!!!ASSIGN EXECUTION RIGHTS

The Assign Execution Rights (IMER) form is used for setting the execution rights for each role and user for each function.  

IMER determines the functions for the new role(s) and what those roles can do within the function (i.e. Create, Update, Retrieve, Delete).  You can define the user or role (but not both) to have execution to the function. We supply by default the [P2K_MASTER] role. When you start up you may have this role assign to a few core users, but when you go live you will have [P2K_MASTER] assigned to [P2K_USER].

[P2K_USER] role itself should not be used here except for emergencies. Otherwise you may end up losing the ability to audit which user did what changes to the system.

If you wanted to take away rights from someone who had a role with full execution rights to a function, you would do that by specifying that user and removing the toggle to the execution right you wish removed. This will override the CRUD they have in their role.

!Assign Functions to Roles
There are two ways to assign functions to roles:
# In IMER, call up the function and give the role access to the specifics you want them to have based on CRUD.
# In the Define Roles ([IMRO]) screen for the specific Execution Rights role, go to the Execution Rights tab and add the function you wish that role to have access to.
# Now log out and then log back. This step is needed in order for the changes to security to take affect. It is important that security is setup with all users off the system.

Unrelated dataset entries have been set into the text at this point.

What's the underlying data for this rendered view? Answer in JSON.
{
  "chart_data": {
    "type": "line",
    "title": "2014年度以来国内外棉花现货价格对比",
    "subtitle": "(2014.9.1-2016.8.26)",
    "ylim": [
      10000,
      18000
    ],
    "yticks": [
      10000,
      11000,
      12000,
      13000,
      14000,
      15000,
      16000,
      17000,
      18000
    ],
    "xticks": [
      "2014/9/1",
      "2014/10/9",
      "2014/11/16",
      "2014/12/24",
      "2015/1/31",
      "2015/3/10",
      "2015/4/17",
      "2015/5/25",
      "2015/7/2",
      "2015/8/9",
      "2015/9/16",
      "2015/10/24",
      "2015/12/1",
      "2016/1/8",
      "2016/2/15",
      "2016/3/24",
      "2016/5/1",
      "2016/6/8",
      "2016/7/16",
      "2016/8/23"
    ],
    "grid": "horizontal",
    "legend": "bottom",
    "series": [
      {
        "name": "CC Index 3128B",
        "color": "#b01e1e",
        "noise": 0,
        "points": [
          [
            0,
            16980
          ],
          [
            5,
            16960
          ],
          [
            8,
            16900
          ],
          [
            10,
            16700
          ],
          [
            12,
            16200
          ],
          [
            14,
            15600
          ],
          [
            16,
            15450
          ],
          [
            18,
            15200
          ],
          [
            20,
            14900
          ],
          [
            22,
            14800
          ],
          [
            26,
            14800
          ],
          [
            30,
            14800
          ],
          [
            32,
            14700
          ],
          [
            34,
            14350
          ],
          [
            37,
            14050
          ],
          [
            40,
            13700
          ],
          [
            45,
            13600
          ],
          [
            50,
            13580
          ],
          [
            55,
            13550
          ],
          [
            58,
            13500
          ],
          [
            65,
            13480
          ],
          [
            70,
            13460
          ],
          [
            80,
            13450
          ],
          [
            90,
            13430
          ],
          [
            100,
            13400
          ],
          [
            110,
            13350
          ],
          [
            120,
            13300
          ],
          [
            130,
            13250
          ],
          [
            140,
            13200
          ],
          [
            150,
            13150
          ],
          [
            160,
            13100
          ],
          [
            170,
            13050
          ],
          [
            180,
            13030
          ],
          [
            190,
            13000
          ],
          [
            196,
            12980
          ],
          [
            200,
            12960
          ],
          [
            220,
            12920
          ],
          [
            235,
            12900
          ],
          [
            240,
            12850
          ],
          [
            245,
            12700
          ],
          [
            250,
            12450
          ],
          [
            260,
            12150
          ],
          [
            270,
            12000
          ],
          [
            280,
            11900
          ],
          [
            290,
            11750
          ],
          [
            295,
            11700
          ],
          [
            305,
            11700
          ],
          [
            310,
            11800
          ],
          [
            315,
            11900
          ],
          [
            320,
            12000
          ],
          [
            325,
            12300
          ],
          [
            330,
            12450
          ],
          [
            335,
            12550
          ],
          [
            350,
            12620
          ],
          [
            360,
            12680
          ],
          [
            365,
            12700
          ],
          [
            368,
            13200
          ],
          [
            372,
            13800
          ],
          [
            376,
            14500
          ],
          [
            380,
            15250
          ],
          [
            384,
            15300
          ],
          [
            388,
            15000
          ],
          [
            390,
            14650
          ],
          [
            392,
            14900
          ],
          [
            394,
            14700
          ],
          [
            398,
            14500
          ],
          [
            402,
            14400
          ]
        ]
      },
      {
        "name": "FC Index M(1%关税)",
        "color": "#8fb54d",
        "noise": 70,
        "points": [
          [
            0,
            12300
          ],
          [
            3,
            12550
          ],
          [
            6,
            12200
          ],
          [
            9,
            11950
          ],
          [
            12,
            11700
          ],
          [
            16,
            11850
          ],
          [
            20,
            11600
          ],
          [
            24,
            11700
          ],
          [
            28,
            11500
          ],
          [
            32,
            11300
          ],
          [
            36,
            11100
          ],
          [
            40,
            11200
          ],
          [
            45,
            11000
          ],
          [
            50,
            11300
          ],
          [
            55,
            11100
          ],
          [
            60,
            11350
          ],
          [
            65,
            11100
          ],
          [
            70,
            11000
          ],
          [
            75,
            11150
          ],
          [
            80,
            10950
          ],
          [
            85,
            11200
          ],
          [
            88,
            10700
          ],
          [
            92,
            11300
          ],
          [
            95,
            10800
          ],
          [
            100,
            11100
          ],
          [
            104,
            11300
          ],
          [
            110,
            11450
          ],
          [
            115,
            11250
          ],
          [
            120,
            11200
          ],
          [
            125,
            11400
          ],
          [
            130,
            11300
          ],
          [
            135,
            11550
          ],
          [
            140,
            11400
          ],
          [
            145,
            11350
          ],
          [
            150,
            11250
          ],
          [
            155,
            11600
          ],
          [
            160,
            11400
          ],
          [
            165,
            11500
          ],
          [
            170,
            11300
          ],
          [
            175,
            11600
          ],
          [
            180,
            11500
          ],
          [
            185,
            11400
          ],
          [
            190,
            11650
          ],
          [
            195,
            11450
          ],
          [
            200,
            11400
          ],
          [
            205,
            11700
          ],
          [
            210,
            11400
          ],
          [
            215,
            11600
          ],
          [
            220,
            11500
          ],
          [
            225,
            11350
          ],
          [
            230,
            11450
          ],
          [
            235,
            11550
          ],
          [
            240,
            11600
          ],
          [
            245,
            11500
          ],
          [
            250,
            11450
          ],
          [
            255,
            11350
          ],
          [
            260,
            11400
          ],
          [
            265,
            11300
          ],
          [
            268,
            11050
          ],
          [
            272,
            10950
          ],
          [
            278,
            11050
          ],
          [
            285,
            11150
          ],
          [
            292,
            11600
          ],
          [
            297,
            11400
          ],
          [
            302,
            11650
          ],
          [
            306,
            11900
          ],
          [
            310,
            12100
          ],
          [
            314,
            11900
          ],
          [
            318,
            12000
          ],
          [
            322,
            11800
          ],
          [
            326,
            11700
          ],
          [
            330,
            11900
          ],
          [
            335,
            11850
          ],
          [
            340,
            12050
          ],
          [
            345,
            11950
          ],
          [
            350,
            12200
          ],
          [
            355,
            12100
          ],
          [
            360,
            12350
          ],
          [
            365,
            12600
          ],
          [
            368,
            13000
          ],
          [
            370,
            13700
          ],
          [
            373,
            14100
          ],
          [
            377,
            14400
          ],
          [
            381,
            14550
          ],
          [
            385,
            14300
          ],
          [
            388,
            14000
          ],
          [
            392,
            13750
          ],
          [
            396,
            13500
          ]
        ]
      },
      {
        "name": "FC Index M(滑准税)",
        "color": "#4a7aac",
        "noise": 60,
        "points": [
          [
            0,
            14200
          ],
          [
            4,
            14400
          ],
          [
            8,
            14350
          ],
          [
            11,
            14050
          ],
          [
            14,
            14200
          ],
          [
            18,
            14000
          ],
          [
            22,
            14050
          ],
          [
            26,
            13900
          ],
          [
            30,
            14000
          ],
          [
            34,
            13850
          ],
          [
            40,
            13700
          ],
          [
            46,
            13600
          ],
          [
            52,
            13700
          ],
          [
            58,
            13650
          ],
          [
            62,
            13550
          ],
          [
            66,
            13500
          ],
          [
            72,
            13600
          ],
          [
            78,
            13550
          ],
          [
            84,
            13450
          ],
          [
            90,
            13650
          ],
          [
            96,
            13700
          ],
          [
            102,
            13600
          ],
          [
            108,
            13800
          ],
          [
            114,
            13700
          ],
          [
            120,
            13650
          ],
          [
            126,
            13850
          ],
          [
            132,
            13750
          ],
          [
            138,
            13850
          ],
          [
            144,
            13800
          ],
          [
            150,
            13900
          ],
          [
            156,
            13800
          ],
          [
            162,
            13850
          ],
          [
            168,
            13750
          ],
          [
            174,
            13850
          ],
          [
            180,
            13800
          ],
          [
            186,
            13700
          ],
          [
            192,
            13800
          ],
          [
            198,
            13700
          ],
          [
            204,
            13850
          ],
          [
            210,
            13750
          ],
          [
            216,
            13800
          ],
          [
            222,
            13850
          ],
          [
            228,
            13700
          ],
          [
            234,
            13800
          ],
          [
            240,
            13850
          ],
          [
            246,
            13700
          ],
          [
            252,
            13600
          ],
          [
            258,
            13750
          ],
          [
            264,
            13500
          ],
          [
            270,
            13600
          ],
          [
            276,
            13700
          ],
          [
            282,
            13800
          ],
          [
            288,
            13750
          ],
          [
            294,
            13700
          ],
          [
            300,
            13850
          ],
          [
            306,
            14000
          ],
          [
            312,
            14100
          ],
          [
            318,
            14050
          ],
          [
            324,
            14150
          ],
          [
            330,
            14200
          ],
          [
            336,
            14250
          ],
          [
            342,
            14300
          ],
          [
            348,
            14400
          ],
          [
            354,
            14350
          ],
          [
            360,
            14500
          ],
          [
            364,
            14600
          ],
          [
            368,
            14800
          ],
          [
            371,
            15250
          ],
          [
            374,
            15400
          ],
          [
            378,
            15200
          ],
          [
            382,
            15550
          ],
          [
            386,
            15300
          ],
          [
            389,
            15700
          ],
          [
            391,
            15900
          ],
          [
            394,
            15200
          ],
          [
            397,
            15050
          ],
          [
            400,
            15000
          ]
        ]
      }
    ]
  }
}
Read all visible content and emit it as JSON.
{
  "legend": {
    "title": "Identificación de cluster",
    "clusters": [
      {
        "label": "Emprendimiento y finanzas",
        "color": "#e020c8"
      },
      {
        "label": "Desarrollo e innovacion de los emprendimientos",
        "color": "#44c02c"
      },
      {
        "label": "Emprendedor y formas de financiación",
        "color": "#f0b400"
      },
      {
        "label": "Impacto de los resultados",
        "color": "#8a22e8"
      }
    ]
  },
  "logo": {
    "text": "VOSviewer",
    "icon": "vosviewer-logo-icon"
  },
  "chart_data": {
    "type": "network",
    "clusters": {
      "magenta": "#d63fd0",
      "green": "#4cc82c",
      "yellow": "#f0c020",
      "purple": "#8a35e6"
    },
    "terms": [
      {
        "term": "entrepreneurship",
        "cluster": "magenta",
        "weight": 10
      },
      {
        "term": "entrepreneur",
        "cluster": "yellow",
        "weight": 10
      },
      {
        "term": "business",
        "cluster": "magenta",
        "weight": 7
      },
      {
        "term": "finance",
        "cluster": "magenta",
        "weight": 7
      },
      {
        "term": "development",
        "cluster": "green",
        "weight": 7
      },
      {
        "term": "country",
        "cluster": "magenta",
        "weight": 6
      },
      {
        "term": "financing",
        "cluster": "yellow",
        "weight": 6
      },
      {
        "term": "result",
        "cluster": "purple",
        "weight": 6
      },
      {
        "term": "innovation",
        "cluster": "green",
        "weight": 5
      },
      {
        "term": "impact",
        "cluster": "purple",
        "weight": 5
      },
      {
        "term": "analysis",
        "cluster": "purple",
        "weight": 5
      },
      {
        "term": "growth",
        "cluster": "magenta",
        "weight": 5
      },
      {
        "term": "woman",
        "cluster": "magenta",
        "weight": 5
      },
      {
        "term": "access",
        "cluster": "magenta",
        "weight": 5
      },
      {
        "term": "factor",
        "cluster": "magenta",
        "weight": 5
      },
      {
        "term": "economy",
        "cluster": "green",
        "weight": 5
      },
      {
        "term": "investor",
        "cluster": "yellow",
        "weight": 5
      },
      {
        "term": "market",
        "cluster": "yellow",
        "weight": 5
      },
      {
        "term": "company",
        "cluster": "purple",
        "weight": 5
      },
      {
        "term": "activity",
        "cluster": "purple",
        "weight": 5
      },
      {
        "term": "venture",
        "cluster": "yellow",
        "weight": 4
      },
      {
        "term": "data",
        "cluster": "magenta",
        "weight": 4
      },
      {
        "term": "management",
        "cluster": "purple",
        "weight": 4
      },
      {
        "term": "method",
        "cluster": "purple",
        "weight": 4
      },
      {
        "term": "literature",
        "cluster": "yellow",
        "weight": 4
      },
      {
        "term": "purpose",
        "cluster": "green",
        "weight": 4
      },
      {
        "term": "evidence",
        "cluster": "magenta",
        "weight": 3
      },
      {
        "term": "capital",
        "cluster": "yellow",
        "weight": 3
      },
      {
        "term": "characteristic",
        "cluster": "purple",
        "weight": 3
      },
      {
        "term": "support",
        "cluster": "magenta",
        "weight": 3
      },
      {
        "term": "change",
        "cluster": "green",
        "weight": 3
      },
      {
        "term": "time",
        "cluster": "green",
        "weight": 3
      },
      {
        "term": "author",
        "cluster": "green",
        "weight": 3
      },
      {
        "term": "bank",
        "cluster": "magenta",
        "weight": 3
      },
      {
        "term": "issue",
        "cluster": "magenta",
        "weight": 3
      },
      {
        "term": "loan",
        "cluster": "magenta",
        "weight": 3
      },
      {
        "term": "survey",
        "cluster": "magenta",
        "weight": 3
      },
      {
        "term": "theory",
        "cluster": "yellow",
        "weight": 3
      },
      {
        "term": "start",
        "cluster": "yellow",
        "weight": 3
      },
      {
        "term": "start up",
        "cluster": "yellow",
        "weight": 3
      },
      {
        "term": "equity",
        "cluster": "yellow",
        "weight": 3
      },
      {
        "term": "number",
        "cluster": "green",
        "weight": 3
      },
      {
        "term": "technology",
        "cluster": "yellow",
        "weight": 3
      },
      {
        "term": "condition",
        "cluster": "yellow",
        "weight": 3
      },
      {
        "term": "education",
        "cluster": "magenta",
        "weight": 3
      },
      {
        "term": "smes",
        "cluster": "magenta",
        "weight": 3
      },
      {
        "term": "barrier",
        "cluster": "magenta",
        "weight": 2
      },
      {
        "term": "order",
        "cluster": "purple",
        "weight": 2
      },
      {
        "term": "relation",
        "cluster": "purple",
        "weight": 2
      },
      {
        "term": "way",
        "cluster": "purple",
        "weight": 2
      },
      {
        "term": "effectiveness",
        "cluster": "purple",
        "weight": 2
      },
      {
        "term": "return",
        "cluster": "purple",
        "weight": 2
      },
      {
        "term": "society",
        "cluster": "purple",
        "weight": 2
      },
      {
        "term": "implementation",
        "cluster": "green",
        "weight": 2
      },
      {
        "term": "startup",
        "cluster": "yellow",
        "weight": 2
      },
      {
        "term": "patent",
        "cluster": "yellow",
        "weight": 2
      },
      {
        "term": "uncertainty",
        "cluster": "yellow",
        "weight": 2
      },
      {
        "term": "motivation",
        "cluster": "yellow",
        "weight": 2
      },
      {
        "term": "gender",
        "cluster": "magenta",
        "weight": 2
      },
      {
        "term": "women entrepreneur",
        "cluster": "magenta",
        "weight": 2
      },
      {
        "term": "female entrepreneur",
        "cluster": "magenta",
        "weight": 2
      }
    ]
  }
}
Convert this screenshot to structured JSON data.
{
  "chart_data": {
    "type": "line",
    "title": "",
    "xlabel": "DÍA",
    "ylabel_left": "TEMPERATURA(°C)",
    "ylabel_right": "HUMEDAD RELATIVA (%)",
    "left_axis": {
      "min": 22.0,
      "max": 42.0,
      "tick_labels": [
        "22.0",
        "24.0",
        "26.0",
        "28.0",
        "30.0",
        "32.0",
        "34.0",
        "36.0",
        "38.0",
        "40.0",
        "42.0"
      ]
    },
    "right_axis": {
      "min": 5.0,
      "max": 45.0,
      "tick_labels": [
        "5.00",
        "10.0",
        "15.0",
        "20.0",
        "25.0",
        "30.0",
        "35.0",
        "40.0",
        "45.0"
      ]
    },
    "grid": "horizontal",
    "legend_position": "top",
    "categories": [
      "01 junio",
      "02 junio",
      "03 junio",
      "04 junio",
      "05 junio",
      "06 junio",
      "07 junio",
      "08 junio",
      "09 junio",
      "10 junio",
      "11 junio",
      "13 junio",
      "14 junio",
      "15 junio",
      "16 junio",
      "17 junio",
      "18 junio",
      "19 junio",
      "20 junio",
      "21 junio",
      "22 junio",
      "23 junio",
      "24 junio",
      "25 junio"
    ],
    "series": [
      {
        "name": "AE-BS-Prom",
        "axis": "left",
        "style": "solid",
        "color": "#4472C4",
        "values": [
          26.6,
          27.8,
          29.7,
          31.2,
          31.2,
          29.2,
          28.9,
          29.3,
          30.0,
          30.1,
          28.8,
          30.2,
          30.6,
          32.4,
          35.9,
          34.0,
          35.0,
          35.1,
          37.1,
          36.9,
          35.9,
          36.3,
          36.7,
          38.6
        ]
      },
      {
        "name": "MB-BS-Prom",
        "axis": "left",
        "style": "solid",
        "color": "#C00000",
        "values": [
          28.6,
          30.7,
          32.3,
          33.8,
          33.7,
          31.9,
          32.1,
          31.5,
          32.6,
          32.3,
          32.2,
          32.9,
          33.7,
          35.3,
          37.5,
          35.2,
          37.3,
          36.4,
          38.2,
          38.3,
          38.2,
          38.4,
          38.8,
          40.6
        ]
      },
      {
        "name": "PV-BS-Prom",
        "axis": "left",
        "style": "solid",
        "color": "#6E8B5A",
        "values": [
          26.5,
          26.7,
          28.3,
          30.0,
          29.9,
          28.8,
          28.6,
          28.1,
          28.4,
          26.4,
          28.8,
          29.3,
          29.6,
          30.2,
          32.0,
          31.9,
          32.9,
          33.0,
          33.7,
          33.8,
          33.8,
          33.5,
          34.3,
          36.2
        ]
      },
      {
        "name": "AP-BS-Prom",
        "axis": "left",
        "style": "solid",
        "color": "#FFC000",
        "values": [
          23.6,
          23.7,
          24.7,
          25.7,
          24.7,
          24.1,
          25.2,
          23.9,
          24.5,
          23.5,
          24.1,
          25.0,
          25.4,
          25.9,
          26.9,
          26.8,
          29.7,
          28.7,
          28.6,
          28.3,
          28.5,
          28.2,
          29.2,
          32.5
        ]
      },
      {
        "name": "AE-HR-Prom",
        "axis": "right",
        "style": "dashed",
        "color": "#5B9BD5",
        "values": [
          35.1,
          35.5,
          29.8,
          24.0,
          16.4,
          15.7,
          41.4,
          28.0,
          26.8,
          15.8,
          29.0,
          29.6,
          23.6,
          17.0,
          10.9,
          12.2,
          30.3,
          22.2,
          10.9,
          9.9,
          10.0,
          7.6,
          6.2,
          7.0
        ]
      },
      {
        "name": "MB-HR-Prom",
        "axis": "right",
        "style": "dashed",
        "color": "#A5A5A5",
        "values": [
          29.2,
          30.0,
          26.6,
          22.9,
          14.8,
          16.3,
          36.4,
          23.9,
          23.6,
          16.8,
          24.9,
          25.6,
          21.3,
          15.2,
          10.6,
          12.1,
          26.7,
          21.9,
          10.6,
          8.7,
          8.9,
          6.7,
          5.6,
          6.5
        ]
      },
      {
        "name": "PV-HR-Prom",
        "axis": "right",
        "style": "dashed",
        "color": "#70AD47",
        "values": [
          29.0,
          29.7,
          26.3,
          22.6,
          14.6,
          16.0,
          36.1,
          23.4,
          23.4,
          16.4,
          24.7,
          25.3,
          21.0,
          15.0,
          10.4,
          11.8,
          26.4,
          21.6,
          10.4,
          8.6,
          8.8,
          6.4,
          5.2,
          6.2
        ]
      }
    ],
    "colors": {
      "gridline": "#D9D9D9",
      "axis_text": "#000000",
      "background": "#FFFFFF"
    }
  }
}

%%warning The rights assigned to the [P2K_MASTER] role must NOT be changed.  These are generated by script and gives the master capability to the role (and thus P2K user) to be able to access all parts of the system.%% 

The definition data for the Assign Execution Rights screen is stored in the [P2K_AM_SECURITY_RIGHTS] and [P2K_AM_FUNCTIONS] tables.

;[User|USER_NAME] or [Role|ROLE_NAME]: These fields allow you to chose the individual or role you wish to assign execution rights to. 


These toggles allow you to indicate the specific execution rights you wish grant to the user or role. 
;[Create|CREATE_ALLOWED]:If both role and function execution rights are set to “Yes”, a user with this role may create data in this function.
;:If the boolean for either the Role Execution Rights or the Function Execution ‘Allowed’ Rights are “No”, then the user will not be able to create data in the function.
;[Retrieve|RETRIEVE_ALLOWED]:If both role and function execution rights are set to “Yes”, a user with this role may retrieve data in this function.
;:If the boolean for either the Role Execution Rights or the Function Execution ‘Allowed’ Rights are “No”, then the user will not be able to retrieve data in the function.
;[Update|UPDATE_ALLOWED]:If both role and function execution rights are set to “Yes”, a user with this role may update data in this function.
;:If the boolean for either the Role Execution Rights or the Function Execution ‘Allowed’ Rights are “No”, then the user will not be able to update data in the function.
;[Delete Allowed|DELETE_ALLOWED]:If both role and function execution rights are set to “Yes”, a user with this role may delete data in this function.
;:If the boolean for either the Role Execution Rights or the Function Execution ‘Allowed’ Rights are “No”, then the user will not be able to delete data in the function.